In Slovenia tutti fanno la fila per comprare il gas a 30-40 euro in meno
I prezzi del gasolio in Slovenia sono inferiori di 40 o 50 centesimi rispetto all'Italia, favorendo i rifornimenti transfrontalieri.
Sembrava di fare un salto nel passato, perché ogni volta che la crisi del carburante bussava alla porta dell'Italia, gli automobilisti locali costringevano i vicini a fare il pieno.È successo quando l’auto più vista in Slovenia era la Yugo, ma è successo nel 2012 o nel 2022. La scena è sempre la stessa: la coda al distributore di benzina.Tanto che in alcune stazioni di servizio è presente un cartello morto con la scritta "diesel out".Ed è proprio il gasolio il carburante più seguito in questi giorni di tensioni in Medio Oriente e di aumento dei prezzi nei nostri distributori di benzina.Pertanto, recarsi in un luogo comodo resta l'unica soluzione per dissetare la vasca e proteggere il portafoglio.Almeno per ora.

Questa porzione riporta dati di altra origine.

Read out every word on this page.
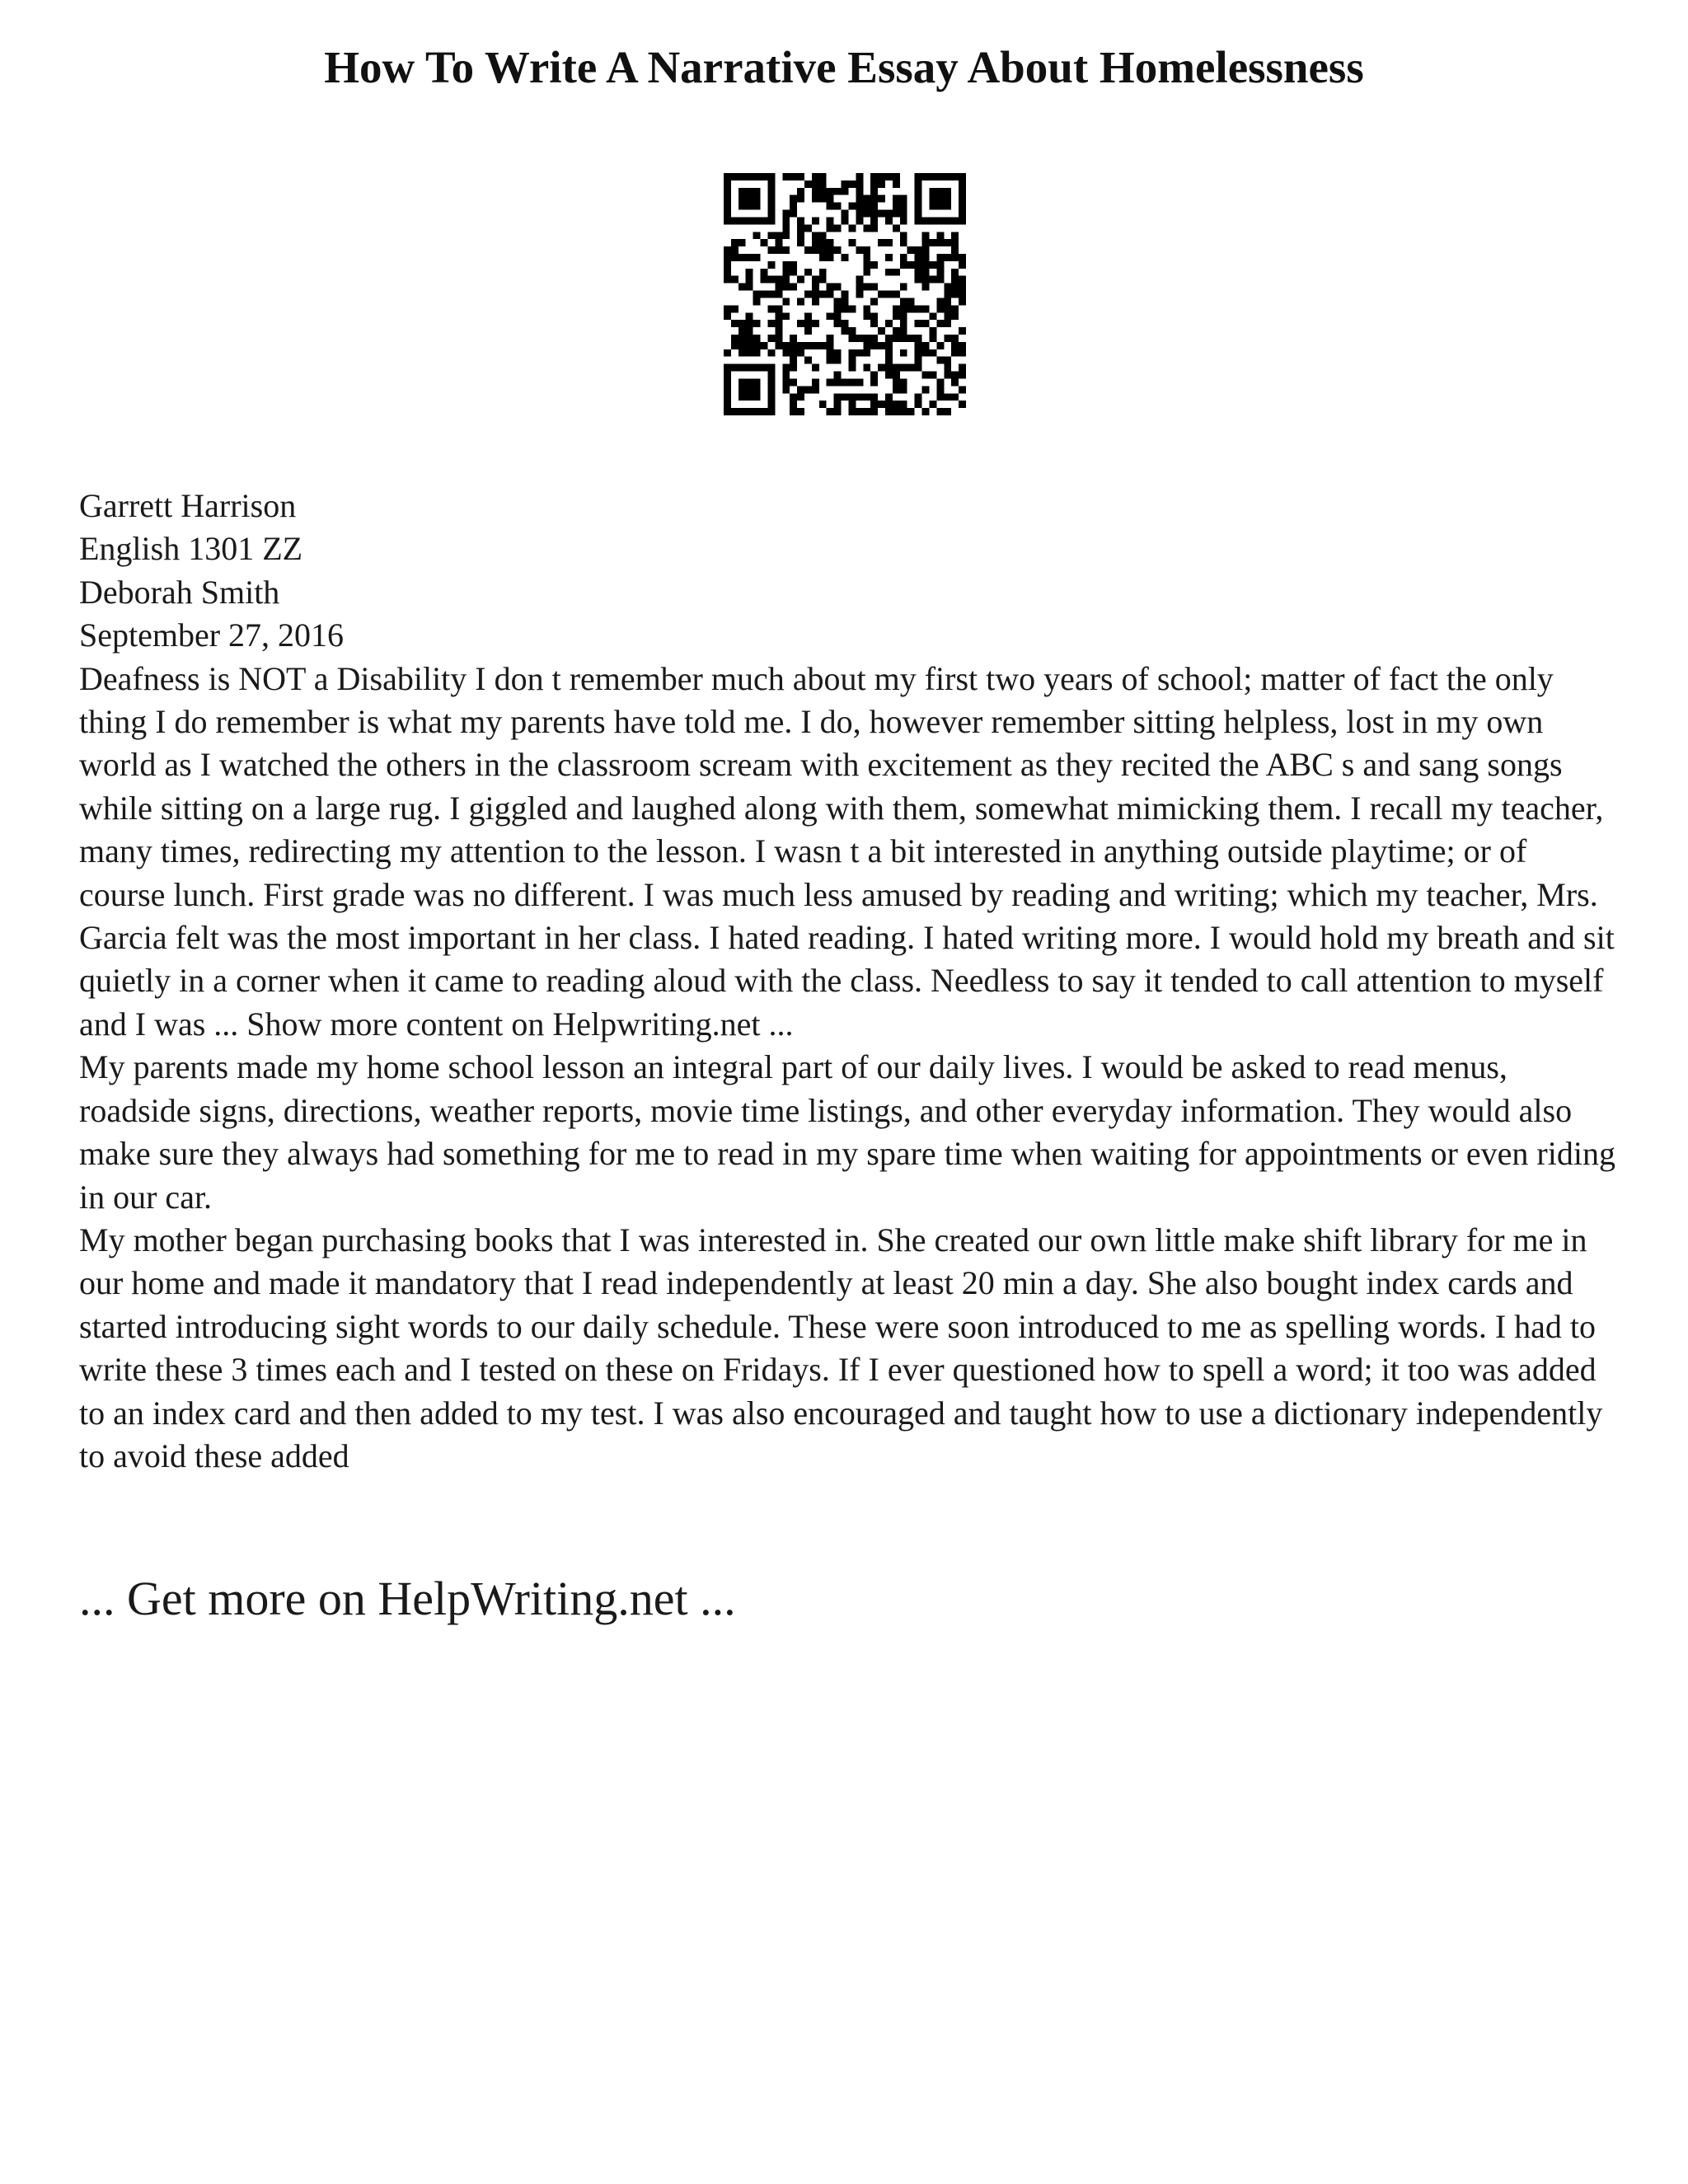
How To Write A Narrative Essay About Homelessness

Garrett Harrison

English 1301 ZZ

Deborah Smith

September 27, 2016

Deafness is NOT a Disability I don t remember much about my first two years of school; matter of fact the only thing I do remember is what my parents have told me. I do, however remember sitting helpless, lost in my own world as I watched the others in the classroom scream with excitement as they recited the ABC s and sang songs while sitting on a large rug. I giggled and laughed along with them, somewhat mimicking them. I recall my teacher, many times, redirecting my attention to the lesson. I wasn t a bit interested in anything outside playtime; or of course lunch. First grade was no different. I was much less amused by reading and writing; which my teacher, Mrs. Garcia felt was the most important in her class. I hated reading. I hated writing more. I would hold my breath and sit quietly in a corner when it came to reading aloud with the class. Needless to say it tended to call attention to myself and I was ... Show more content on Helpwriting.net ...

My parents made my home school lesson an integral part of our daily lives. I would be asked to read menus, roadside signs, directions, weather reports, movie time listings, and other everyday information. They would also make sure they always had something for me to read in my spare time when waiting for appointments or even riding in our car.

My mother began purchasing books that I was interested in. She created our own little make shift library for me in our home and made it mandatory that I read independently at least 20 min a day. She also bought index cards and started introducing sight words to our daily schedule. These were soon introduced to me as spelling words. I had to write these 3 times each and I tested on these on Fridays. If I ever questioned how to spell a word; it too was added to an index card and then added to my test. I was also encouraged and taught how to use a dictionary independently to avoid these added

... Get more on HelpWriting.net ...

Diversi tipi di tassi di cambio
Quindi, se il gasolio in Italia si avvicina ormai alla soglia psicologica dei 2 euro al litro, e la supera ampiamente in autostrada dove viaggiamo fino a circa 2,5 euro, al contrario, presso i distributori in Slovenia, il costo resta decisamente più basso, attestandosi tra 1 euro e 50 e 1 euro e 60 euro al litro.
Il motivo di questa marcata differenza sta nel sistema di aggiornamento del listino prezzi: mentre in Italia i prezzi variano quotidianamente in base alle oscillazioni del mercato, in Slovenia i costi cambiano solo una volta a settimana.Questo intervallo di tempo consente ai distributori oltre confine di mantenere numeri più stabili e competitivi rispetto a quelli di Bel Paeze.
Benefici economici
I numeri parlano chiaro della comodità di “attraversare la montagna” attraverso il confine sloveno. Una differenza di 40-50 centesimi al litro significa un grande risparmio, che ammonta a 30-40 euro per un gasolio.La differenza è sufficiente a giustificare questa azione.

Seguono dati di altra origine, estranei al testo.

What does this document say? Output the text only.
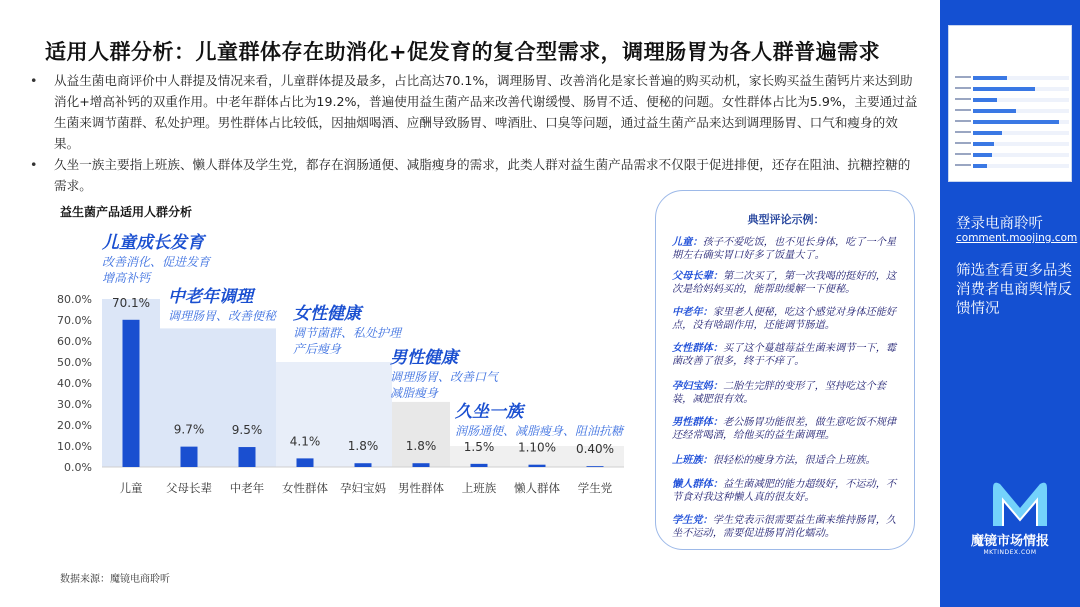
适用人群分析：儿童群体存在助消化+促发育的复合型需求，调理肠胃为各人群普遍需求
• 从益生菌电商评价中人群提及情况来看，儿童群体提及最多，占比高达70.1%，调理肠胃、改善消化是家长普遍的购买动机，家长购买益生菌钙片来达到助消化+增高补钙的双重作用。中老年群体占比为19.2%，普遍使用益生菌产品来改善代谢缓慢、肠胃不适、便秘的问题。女性群体占比为5.9%，主要通过益生菌来调节菌群、私处护理。男性群体占比较低，因抽烟喝酒、应酬导致肠胃、啤酒肚、口臭等问题，通过益生菌产品来达到调理肠胃、口气和瘦身的效果。
• 久坐一族主要指上班族、懒人群体及学生党，都存在润肠通便、减脂瘦身的需求，此类人群对益生菌产品需求不仅限于促进排便，还存在阻油、抗糖控糖的需求。
益生菌产品适用人群分析
0.0%
10.0%
20.0%
30.0%
40.0%
50.0%
60.0%
70.0%
80.0% 70.1%
儿童
9.7%
父母长辈
9.5%
中老年
4.1%
女性群体
1.8%
孕妇宝妈
1.8%
男性群体
1.5%
上班族
1.10%
懒人群体
0.40%
学生党
儿童成长发育
改善消化、促进发育
增高补钙
中老年调理
调理肠胃、改善便秘 女性健康
调节菌群、私处护理
产后瘦身	男性健康
调理肠胃、改善口气
减脂瘦身
久坐一族
润肠通便、减脂瘦身、阻油抗糖
数据来源：魔镜电商聆听
典型评论示例：
儿童：孩子不爱吃饭，也不见长身体，吃了一个星期左右确实胃口好多了饭量大了。
父母长辈：第二次买了，第一次我喝的挺好的，这次是给妈妈买的，能帮助缓解一下便秘。
中老年：家里老人便秘，吃这个感觉对身体还能好点，没有啥副作用，还能调节肠道。
女性群体：买了这个蔓越莓益生菌来调节一下，霉菌改善了很多，终于不痒了。
孕妇宝妈：二胎生完胖的变形了，坚持吃这个套装，减肥很有效。
男性群体：老公肠胃功能很差，做生意吃饭不规律还经常喝酒，给他买的益生菌调理。
上班族：很轻松的瘦身方法，很适合上班族。
懒人群体：益生菌减肥的能力超级好，不运动，不节食对我这种懒人真的很友好。
学生党：学生党表示很需要益生菌来维持肠胃，久坐不运动，需要促进肠胃消化蠕动。
登录电商聆听
comment.moojing.com
筛选查看更多品类消费者电商舆情反馈情况
魔镜市场情报
MKTINDEX.COM
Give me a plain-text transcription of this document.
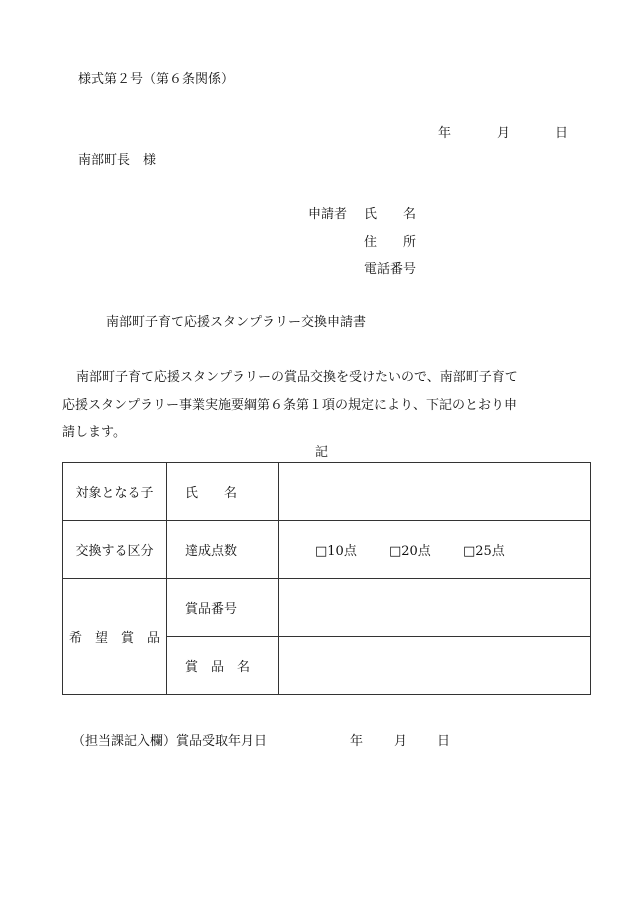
様式第２号（第６条関係）
年	月	日
南部町長　様
申請者 氏　　名
住　　所
電話番号
南部町子育て応援スタンプラリー交換申請書

南部町子育て応援スタンプラリーの賞品交換を受けたいので、南部町子育て
応援スタンプラリー事業実施要綱第６条第１項の規定により、下記のとおり申
請します。

記
対象となる子	氏　　名	
交換する区分	達成点数	□10点 □20点 □25点
希　望　賞　品	賞品番号	
	賞　品　名	
（担当課記入欄）賞品受取年月日	年 月 日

La benzina, che è stata colpita dall’aumento dei prezzi ma ha ancora un prezzo inferiore al diesel, non potrà godere degli stessi benefici.Ciò ha portato ad un acceso dibattito tra i consumatori sul potenziale fenomeno.Anche se i gestori delle pompe e dei distributori di benzina negano le accuse, la pressione sui portafogli degli italiani è così alta che il semplice rifornimento di carburante si trasforma in un vero e proprio risparmio transfrontaliero.